How many news stories about assorted situations have we read where exactly this happened - someone was arrested and then released (sometimes the next morning with no charges, or all charges dropped? At that point, you get to pay $400/hr (less the hyperbole) to try to prove that the officer had no probable cause to arrest.
As for whether complaints matter - how many cases - like Chauvin, like Pantaleo (who was the one choking Eric Garner) - have had previous complaints and kept their job?
Pantaleo and a partner won a civil lawsuit previously brought because of their actions:
Pantaleo was the subject of two civil rights lawsuits in 2013 where plaintiffs accused him of falsely arresting them and abusing them. In one of the cases, he and other officers allegedly ordered two black men to strip naked on the street for a search and the charges against the men were dismissed.

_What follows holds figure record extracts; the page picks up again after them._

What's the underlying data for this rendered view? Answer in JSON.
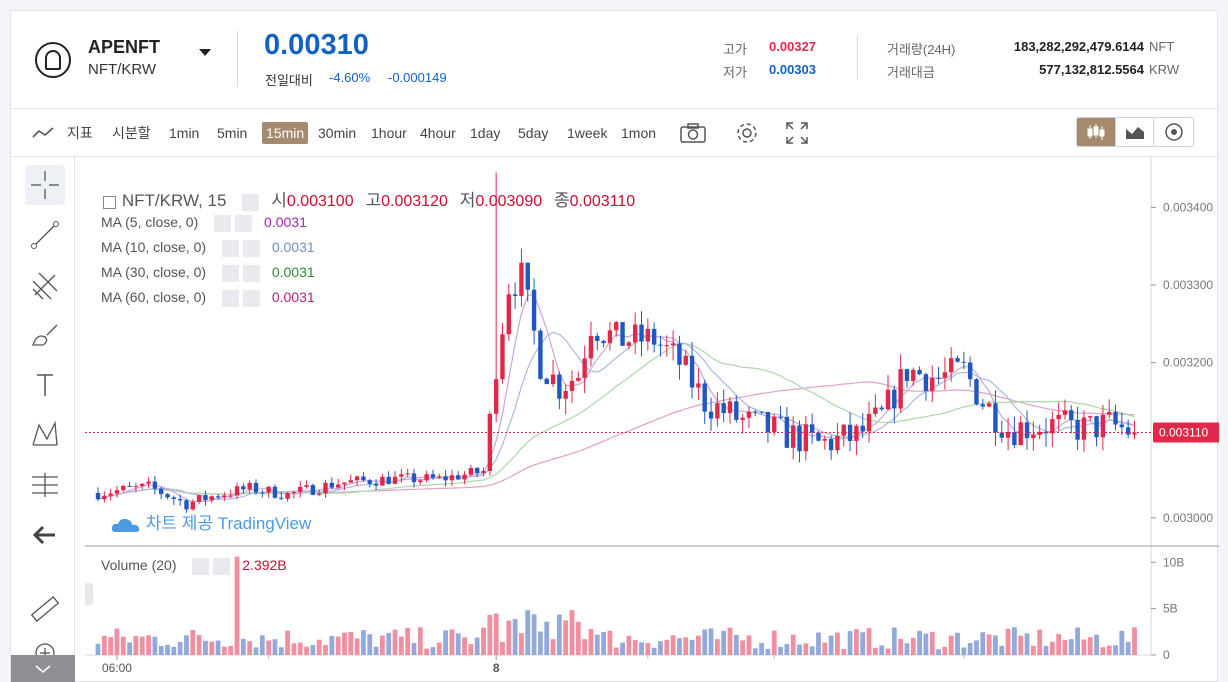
{
  "header": {
    "coin_name": "APENFT",
    "pair": "NFT/KRW",
    "price": "0.00310",
    "change_label": "전일대비",
    "change_pct": "-4.60%",
    "change_abs": "-0.000149",
    "high_label": "고가",
    "high_value": "0.00327",
    "low_label": "저가",
    "low_value": "0.00303",
    "volume_label": "거래량(24H)",
    "volume_value": "183,282,292,479.6144",
    "volume_unit": "NFT",
    "amount_label": "거래대금",
    "amount_value": "577,132,812.5564",
    "amount_unit": "KRW"
  },
  "toolbar": {
    "indicator_label": "지표",
    "split_label": "시분할",
    "intervals": [
      "1min",
      "5min",
      "15min",
      "30min",
      "1hour",
      "4hour",
      "1day",
      "5day",
      "1week",
      "1mon"
    ],
    "active_interval": "15min"
  },
  "legend": {
    "symbol": "NFT/KRW, 15",
    "open_label": "시",
    "open_value": "0.003100",
    "high_label": "고",
    "high_value": "0.003120",
    "low_label": "저",
    "low_value": "0.003090",
    "close_label": "종",
    "close_value": "0.003110",
    "ma": [
      {
        "name": "MA (5, close, 0)",
        "value": "0.0031",
        "color": "#9c27b0"
      },
      {
        "name": "MA (10, close, 0)",
        "value": "0.0031",
        "color": "#6f8fc7"
      },
      {
        "name": "MA (30, close, 0)",
        "value": "0.0031",
        "color": "#2e8b2e"
      },
      {
        "name": "MA (60, close, 0)",
        "value": "0.0031",
        "color": "#b0257a"
      }
    ],
    "volume_name": "Volume (20)",
    "volume_value": "2.392B",
    "tv_logo_text": "차트 제공 TradingView"
  },
  "colors": {
    "up": "#e0284a",
    "down": "#1f58c2",
    "accent": "#a58a6d",
    "ma5": "#c9a6d8",
    "ma10": "#a9b9e0",
    "ma30": "#a9d8a9",
    "ma60": "#e0a0c8"
  },
  "chart_data": [
    {
      "type": "candlestick",
      "title": "NFT/KRW, 15",
      "y_ticks": [
        "0.003400",
        "0.003300",
        "0.003200",
        "0.003000"
      ],
      "ylim": [
        0.002965,
        0.003465
      ],
      "x_ticks": [
        {
          "label": "06:00",
          "i": 3
        },
        {
          "label": "8",
          "i": 63
        }
      ],
      "last_price": "0.003110",
      "last_value": 0.00311,
      "key_points": [
        [
          0,
          0.003032
        ],
        [
          8,
          0.00304
        ],
        [
          14,
          0.003018
        ],
        [
          19,
          0.00303
        ],
        [
          24,
          0.003038
        ],
        [
          30,
          0.00303
        ],
        [
          38,
          0.003045
        ],
        [
          46,
          0.00305
        ],
        [
          54,
          0.00305
        ],
        [
          61,
          0.00306
        ],
        [
          63,
          0.0032
        ],
        [
          65,
          0.0033
        ],
        [
          67,
          0.00331
        ],
        [
          70,
          0.0032
        ],
        [
          73,
          0.00317
        ],
        [
          76,
          0.003185
        ],
        [
          78,
          0.00325
        ],
        [
          82,
          0.00323
        ],
        [
          88,
          0.00323
        ],
        [
          92,
          0.0032
        ],
        [
          96,
          0.00315
        ],
        [
          102,
          0.003125
        ],
        [
          108,
          0.00311
        ],
        [
          114,
          0.003095
        ],
        [
          120,
          0.003105
        ],
        [
          124,
          0.00313
        ],
        [
          128,
          0.00319
        ],
        [
          133,
          0.00318
        ],
        [
          137,
          0.00319
        ],
        [
          140,
          0.00315
        ],
        [
          144,
          0.003115
        ],
        [
          150,
          0.00312
        ],
        [
          156,
          0.003115
        ],
        [
          160,
          0.00312
        ],
        [
          164,
          0.00311
        ]
      ]
    },
    {
      "type": "bar",
      "title": "Volume (20)",
      "y_ticks": [
        "10B",
        "5B",
        "0"
      ],
      "ylim": [
        0,
        11
      ]
    }
  ]
}
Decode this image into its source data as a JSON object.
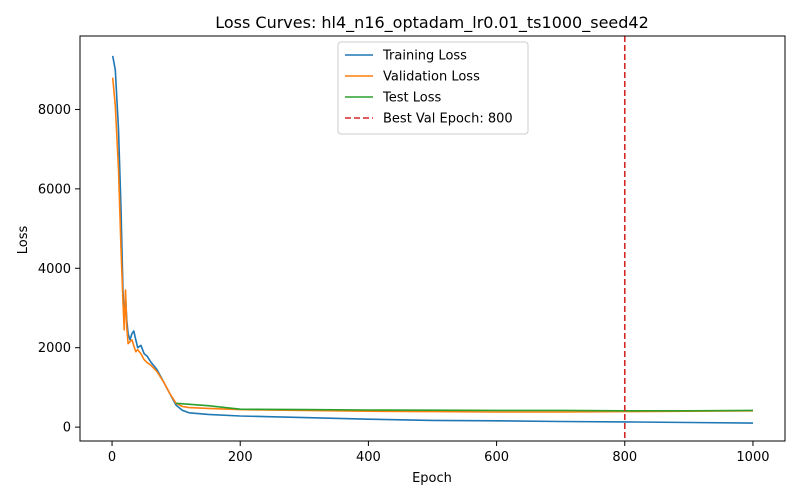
{
  "chart_data": {
    "type": "line",
    "title": "Loss Curves: hl4_n16_optadam_lr0.01_ts1000_seed42",
    "xlabel": "Epoch",
    "ylabel": "Loss",
    "xlim": [
      -50,
      1050
    ],
    "ylim": [
      -350,
      9850
    ],
    "xticks": [
      0,
      200,
      400,
      600,
      800,
      1000
    ],
    "yticks": [
      0,
      2000,
      4000,
      6000,
      8000
    ],
    "grid": false,
    "legend_position": "top-center",
    "series": [
      {
        "name": "Training Loss",
        "color": "#1f77b4",
        "points": [
          [
            1,
            9350
          ],
          [
            5,
            9000
          ],
          [
            10,
            7500
          ],
          [
            14,
            5500
          ],
          [
            17,
            3500
          ],
          [
            19,
            2700
          ],
          [
            21,
            3300
          ],
          [
            23,
            2700
          ],
          [
            25,
            2350
          ],
          [
            28,
            2200
          ],
          [
            31,
            2350
          ],
          [
            34,
            2420
          ],
          [
            37,
            2200
          ],
          [
            40,
            2000
          ],
          [
            45,
            2060
          ],
          [
            50,
            1850
          ],
          [
            55,
            1780
          ],
          [
            60,
            1650
          ],
          [
            70,
            1450
          ],
          [
            80,
            1150
          ],
          [
            90,
            850
          ],
          [
            100,
            550
          ],
          [
            110,
            420
          ],
          [
            120,
            360
          ],
          [
            150,
            320
          ],
          [
            200,
            280
          ],
          [
            300,
            240
          ],
          [
            400,
            200
          ],
          [
            500,
            170
          ],
          [
            600,
            160
          ],
          [
            700,
            140
          ],
          [
            800,
            130
          ],
          [
            900,
            115
          ],
          [
            1000,
            100
          ]
        ]
      },
      {
        "name": "Validation Loss",
        "color": "#ff7f0e",
        "points": [
          [
            1,
            8800
          ],
          [
            5,
            8100
          ],
          [
            10,
            6500
          ],
          [
            14,
            4500
          ],
          [
            17,
            3200
          ],
          [
            19,
            2450
          ],
          [
            21,
            3450
          ],
          [
            23,
            2500
          ],
          [
            25,
            2100
          ],
          [
            28,
            2150
          ],
          [
            31,
            2200
          ],
          [
            34,
            2050
          ],
          [
            37,
            1900
          ],
          [
            40,
            1950
          ],
          [
            45,
            1850
          ],
          [
            50,
            1700
          ],
          [
            55,
            1620
          ],
          [
            60,
            1570
          ],
          [
            70,
            1400
          ],
          [
            80,
            1150
          ],
          [
            90,
            850
          ],
          [
            100,
            600
          ],
          [
            110,
            520
          ],
          [
            120,
            490
          ],
          [
            150,
            470
          ],
          [
            200,
            440
          ],
          [
            300,
            420
          ],
          [
            400,
            400
          ],
          [
            500,
            390
          ],
          [
            600,
            380
          ],
          [
            700,
            380
          ],
          [
            800,
            390
          ],
          [
            900,
            400
          ],
          [
            1000,
            410
          ]
        ]
      },
      {
        "name": "Test Loss",
        "color": "#2ca02c",
        "points": [
          [
            100,
            600
          ],
          [
            150,
            540
          ],
          [
            200,
            450
          ],
          [
            300,
            440
          ],
          [
            400,
            430
          ],
          [
            500,
            425
          ],
          [
            600,
            420
          ],
          [
            700,
            420
          ],
          [
            800,
            410
          ],
          [
            900,
            410
          ],
          [
            1000,
            420
          ]
        ]
      }
    ],
    "reference_lines": [
      {
        "name": "Best Val Epoch: 800",
        "orientation": "vertical",
        "x": 800,
        "color": "#d62728",
        "style": "dashed"
      }
    ]
  }
}
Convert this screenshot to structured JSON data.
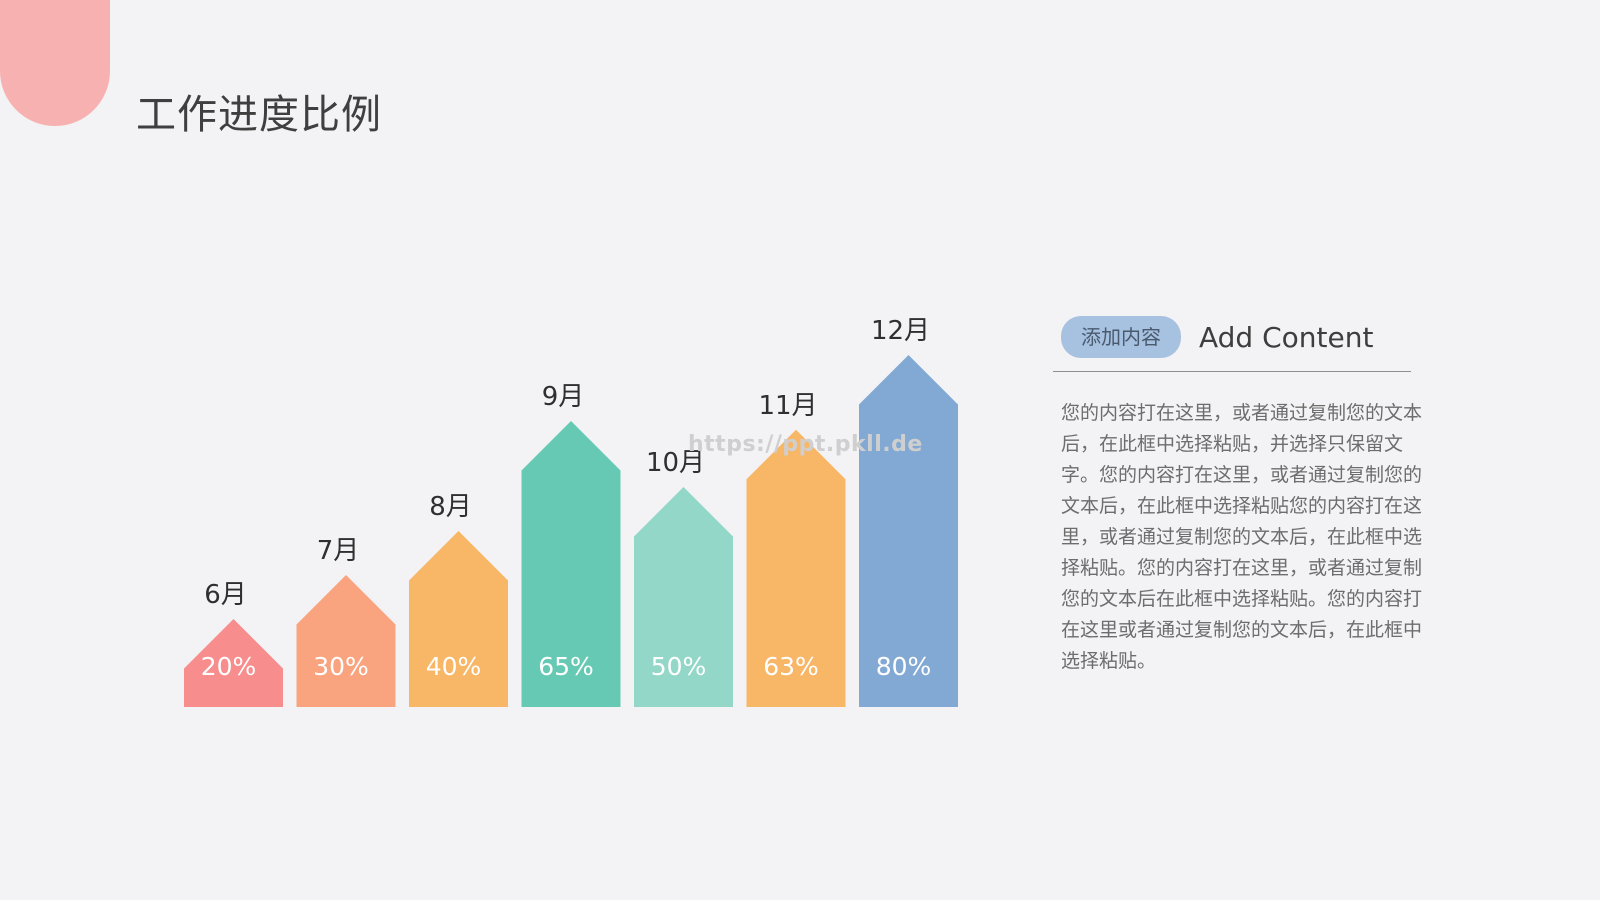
{
  "title": "工作进度比例",
  "watermark": "https://ppt.pkll.de",
  "panel": {
    "tag": "添加内容",
    "heading": "Add Content",
    "body": "您的内容打在这里，或者通过复制您的文本后，在此框中选择粘贴，并选择只保留文字。您的内容打在这里，或者通过复制您的文本后，在此框中选择粘贴您的内容打在这里，或者通过复制您的文本后，在此框中选择粘贴。您的内容打在这里，或者通过复制您的文本后在此框中选择粘贴。您的内容打在这里或者通过复制您的文本后，在此框中选择粘贴。"
  },
  "colors": {
    "corner": "#f8b1b1",
    "bars": [
      "#f88d8d",
      "#f9a47f",
      "#f8b667",
      "#65c9b3",
      "#92d7c7",
      "#f8b667",
      "#82a9d3"
    ]
  },
  "chart_data": {
    "type": "bar",
    "categories": [
      "6月",
      "7月",
      "8月",
      "9月",
      "10月",
      "11月",
      "12月"
    ],
    "values": [
      20,
      30,
      40,
      65,
      50,
      63,
      80
    ],
    "value_labels": [
      "20%",
      "30%",
      "40%",
      "65%",
      "50%",
      "63%",
      "80%"
    ],
    "unit": "%",
    "ylim": [
      0,
      80
    ],
    "grid": false,
    "legend": "none"
  }
}
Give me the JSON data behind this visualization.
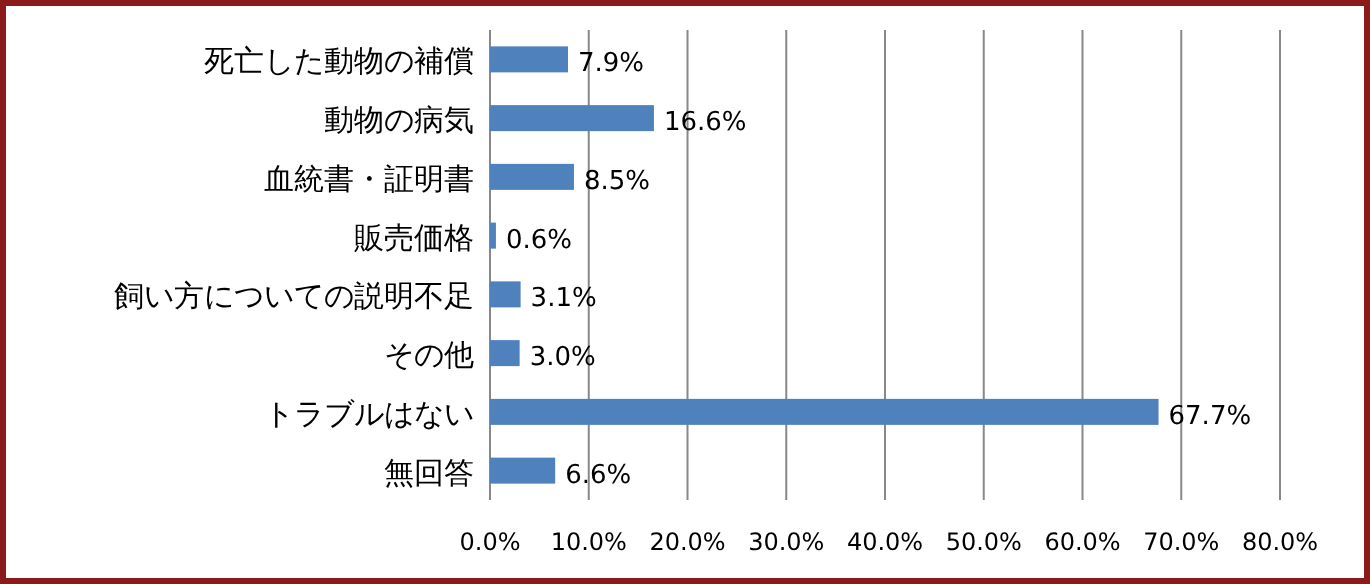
{
  "chart_data": {
    "type": "bar",
    "orientation": "horizontal",
    "categories": [
      "死亡した動物の補償",
      "動物の病気",
      "血統書・証明書",
      "販売価格",
      "飼い方についての説明不足",
      "その他",
      "トラブルはない",
      "無回答"
    ],
    "values": [
      7.9,
      16.6,
      8.5,
      0.6,
      3.1,
      3.0,
      67.7,
      6.6
    ],
    "value_labels": [
      "7.9%",
      "16.6%",
      "8.5%",
      "0.6%",
      "3.1%",
      "3.0%",
      "67.7%",
      "6.6%"
    ],
    "color": "#4f81bd",
    "xlim": [
      0,
      80
    ],
    "xticks": [
      {
        "value": 0,
        "label": "0.0%"
      },
      {
        "value": 10,
        "label": "10.0%"
      },
      {
        "value": 20,
        "label": "20.0%"
      },
      {
        "value": 30,
        "label": "30.0%"
      },
      {
        "value": 40,
        "label": "40.0%"
      },
      {
        "value": 50,
        "label": "50.0%"
      },
      {
        "value": 60,
        "label": "60.0%"
      },
      {
        "value": 70,
        "label": "70.0%"
      },
      {
        "value": 80,
        "label": "80.0%"
      }
    ],
    "grid": "x"
  }
}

Gives a whole new meaning to “strip search”. But note again, charges against the arrested men dismissed. Officer still on force until 2019. Did not even get indicted for a death due to “compression of the neck”. The death happened 2014, there were (by Wikipedia) 3 disciplinary hearings in 2019. and the officer was only fired when the media found out a judge had said he should be.
My point here is not to debate the death or the punishment, but to point out that this is what happens, even in something as serious as a death. Hired experts actually said Garner was not choked (and others said he was), did not die from choking, would have died anyway. Between the thin blue line and normal authoritarian desire to hide any mistakes - if all that happens to you is you are held in jail overnight and let go, unless it is a national media firestorm, nothing will happen to the officer.
I see the point - qualified immunity - that police should not have to spend a week in court being sued over every little judgement call they make; but sometimes some will overuse that level of immunity.
OTOH, I suppose the simplest advice is best. Whether it’s a speeding ticket or mass murder, if the police have decided to do something like a ticket or arrest, you’re not going to talk your way out of it. They’ve heard every excuse in the book. What you can do, is talk your way deeper into it.